Obama is responding to comments from Republican presidential nominee Donald Trump whereby he expressed worries of the democratic process being undermined.

“I’ve never seen in my lifetime or in modern political history any presidential candidate trying to discredit the elections and the election process before votes have even taken place,” Obama said.

These comments come only around a couple weeks after the president officially blamed Russia for leaking sensitive emails. Director of National Intelligence James Clapper and the Department of Homeland Security said in a statement that the hacks “are intended to interfere with the U.S. election process,” according to The New York Times.

Still, Obama and the White House are planning on inviting tons of officials from foreign countries, including Russia, to inspect and observe the American electoral process.

Yury Melnik, a spokesperson for the Russian Embassy in Washington, D.C., told the Washington Post that they are interested in sending officials to watch Americans cast their ballots.

FBI Director James Comey agrees with Obama that it would be difficult to rig the election, saying that the advantage of the U.S. voting system is how outdated and spread out it is.

“The beauty of the American voting system is that it is dispersed among the 50 states, and it is clunky as heck,” Comey opined, according to The Wall Street Journal.

But Obama and Comey’s contentions that the election will be extremely difficult to rig are somewhat surprising given the almost countless number of cyber-breaches on the government that have occurred over recent months and years.

From the hacks of the Democratic National Committee, to the large-scale data theft of the Office of Personnel Management (OPM), there have been a litany of instances where the government’s cybersecurity vulnerabilities were exposed (see: John Podesta email leaks.)

A University of Michigan professor demonstrated how easy it is to hack voting technology.
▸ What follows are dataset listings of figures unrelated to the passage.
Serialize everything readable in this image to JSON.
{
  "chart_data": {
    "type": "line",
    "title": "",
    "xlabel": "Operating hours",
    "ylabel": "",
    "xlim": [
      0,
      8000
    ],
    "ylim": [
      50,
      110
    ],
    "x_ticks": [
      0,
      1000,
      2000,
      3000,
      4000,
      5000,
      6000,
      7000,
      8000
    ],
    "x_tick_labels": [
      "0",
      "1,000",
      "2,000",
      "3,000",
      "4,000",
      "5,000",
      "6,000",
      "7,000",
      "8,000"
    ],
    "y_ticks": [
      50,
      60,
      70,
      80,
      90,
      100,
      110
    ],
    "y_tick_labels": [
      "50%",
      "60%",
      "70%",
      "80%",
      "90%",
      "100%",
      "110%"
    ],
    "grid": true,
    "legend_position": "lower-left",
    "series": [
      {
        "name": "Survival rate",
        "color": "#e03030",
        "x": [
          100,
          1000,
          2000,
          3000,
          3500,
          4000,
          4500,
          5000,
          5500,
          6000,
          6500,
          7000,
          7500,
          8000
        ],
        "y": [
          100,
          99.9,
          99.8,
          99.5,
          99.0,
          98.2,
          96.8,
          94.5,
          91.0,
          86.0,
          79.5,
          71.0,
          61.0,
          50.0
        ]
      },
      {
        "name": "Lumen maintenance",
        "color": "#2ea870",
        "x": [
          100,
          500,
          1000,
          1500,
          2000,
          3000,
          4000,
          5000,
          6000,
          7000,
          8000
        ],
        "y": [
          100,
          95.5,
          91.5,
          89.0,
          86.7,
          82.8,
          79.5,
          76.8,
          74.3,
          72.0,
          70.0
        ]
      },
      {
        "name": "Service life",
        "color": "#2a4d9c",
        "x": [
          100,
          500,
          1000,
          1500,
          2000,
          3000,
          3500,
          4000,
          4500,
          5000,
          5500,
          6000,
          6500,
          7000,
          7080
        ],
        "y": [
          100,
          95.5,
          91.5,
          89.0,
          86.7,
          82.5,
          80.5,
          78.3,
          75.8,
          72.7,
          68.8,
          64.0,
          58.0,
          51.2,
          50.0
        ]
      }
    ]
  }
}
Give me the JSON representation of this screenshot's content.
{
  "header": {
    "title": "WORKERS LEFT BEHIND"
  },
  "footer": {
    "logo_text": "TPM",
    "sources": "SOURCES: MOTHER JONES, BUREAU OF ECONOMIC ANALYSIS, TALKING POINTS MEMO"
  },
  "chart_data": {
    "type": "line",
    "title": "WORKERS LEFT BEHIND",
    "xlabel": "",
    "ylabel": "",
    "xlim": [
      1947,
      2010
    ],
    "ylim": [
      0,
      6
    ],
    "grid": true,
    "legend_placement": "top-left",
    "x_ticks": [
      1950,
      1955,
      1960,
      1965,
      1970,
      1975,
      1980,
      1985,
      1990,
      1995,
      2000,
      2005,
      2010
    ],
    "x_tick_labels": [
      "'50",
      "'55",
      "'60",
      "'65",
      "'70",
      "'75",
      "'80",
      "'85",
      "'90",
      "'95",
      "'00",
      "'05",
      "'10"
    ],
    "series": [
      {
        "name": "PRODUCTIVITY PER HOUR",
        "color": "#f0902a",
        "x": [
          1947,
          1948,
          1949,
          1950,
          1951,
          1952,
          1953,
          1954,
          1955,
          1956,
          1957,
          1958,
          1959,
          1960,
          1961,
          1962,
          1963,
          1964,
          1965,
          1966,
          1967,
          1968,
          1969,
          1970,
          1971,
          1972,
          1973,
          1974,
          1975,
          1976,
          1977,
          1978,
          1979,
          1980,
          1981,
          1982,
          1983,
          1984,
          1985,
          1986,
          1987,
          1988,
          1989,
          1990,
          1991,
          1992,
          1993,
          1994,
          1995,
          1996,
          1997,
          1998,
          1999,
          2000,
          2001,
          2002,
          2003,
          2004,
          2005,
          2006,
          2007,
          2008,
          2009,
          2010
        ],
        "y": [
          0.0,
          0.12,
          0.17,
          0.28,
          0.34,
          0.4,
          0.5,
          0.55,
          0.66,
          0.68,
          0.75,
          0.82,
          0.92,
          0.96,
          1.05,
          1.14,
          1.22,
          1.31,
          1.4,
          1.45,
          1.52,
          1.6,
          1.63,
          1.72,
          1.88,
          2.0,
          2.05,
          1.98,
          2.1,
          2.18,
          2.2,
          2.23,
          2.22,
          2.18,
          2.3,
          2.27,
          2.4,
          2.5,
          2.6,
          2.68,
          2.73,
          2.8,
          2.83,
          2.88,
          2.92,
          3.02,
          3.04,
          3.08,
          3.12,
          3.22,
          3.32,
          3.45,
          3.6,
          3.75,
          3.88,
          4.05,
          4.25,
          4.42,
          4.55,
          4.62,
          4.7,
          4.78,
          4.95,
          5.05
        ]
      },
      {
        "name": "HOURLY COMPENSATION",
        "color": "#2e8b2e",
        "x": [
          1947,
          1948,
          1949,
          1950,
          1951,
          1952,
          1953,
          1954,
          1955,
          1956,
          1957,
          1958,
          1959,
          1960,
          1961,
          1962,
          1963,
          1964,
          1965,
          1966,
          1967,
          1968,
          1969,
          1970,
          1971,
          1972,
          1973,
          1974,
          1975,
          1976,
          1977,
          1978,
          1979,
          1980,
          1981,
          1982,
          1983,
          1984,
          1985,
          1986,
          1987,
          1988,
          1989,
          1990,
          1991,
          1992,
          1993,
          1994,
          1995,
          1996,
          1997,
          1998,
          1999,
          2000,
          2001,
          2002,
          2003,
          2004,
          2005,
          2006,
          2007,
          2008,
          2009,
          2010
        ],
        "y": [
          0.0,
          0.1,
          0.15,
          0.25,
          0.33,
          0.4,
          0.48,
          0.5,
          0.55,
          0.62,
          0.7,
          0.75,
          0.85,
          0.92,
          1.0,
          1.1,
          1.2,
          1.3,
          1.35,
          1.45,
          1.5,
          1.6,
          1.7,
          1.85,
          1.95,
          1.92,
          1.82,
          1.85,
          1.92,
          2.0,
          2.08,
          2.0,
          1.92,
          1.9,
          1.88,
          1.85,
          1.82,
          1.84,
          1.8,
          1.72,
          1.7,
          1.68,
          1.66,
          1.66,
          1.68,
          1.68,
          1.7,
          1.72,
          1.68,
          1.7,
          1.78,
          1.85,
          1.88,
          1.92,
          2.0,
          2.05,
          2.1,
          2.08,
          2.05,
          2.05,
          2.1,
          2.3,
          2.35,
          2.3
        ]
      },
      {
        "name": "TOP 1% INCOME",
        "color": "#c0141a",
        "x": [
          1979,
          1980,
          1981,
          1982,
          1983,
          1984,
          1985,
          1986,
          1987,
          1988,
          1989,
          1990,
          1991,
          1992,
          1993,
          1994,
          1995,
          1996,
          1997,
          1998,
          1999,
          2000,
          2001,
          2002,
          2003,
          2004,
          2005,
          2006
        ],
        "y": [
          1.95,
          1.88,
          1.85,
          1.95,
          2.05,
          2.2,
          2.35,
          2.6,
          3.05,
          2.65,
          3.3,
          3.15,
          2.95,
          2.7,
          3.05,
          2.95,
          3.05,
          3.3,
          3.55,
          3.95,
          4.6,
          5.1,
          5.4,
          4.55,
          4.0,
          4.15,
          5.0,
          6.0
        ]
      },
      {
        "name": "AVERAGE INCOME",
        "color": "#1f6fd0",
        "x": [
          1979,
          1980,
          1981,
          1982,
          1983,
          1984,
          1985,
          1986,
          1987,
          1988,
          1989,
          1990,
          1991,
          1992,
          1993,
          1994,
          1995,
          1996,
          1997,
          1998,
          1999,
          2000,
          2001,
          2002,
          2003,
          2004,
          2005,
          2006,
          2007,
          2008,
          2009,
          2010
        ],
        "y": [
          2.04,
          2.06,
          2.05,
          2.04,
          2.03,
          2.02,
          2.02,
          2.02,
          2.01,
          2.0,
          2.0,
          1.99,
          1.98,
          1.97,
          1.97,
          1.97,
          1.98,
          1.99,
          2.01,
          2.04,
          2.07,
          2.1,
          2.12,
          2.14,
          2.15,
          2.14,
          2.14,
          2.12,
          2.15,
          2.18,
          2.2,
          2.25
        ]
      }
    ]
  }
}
Alex Halderman was able to infiltrate a voting system in Washington, D.C., from more than 500 miles away, according to Politico. He was also able to demonstrate the relative simplicity of directly and physically manipulating a voting machine’s results with just a screwdriver and read-only memory (ROM) chips.

“The erosion of democratic institutions is a true objective,” Igor Volovich, a cybersecurity expert, explained in an interview with Matt K. Lewis, a senior contributor for The Daily Caller.

“It’s very easy; you just compromise the polling stations. You compromise the polling boxes. You compromise the portal that reports the news. And we saw all of that take place in Ukraine in 2014,” Volovich continued.

Democratic Sen. Ron Wyden of Oregon also expressed his concern over foreign hackers rigging the election, adding another voice to the chorus.

“We should not underestimate how dangerous … attacks on election systems could be,” Wyden wrote in an email to Ars Technica.

Obama and Comey referenced the fact that U.S. election system is too decentralized to be rigged, saying that state and local officials manage the process.

But states and localities aren’t necessarily more adept with securing sensitive information. Georgia’s Secretary of State Brian Kemp inadvertently mailed out twelve discs that contained the private data of millions of Georgians roughly a year ago, according to ThinkProgress. Kemp admitted that he was “no expert on data security.”

In a completely separate incident, approximately 40,000 voter registration files in Georgia mysteriously vanished.

Georgia is one of five states that employs an all-electronic voting system with no “Paper Audit Trail Printers” to backup the data in case the information is altered, obscured or deleted.

Polls released yesterday show that even though Obama thinks the prospect of the election being rigged is far-fetched, some Americans disagree. Forty-one percent of people in the U.S., regardless of party affiliation, agree with Trump that the election could ultimately be rigged.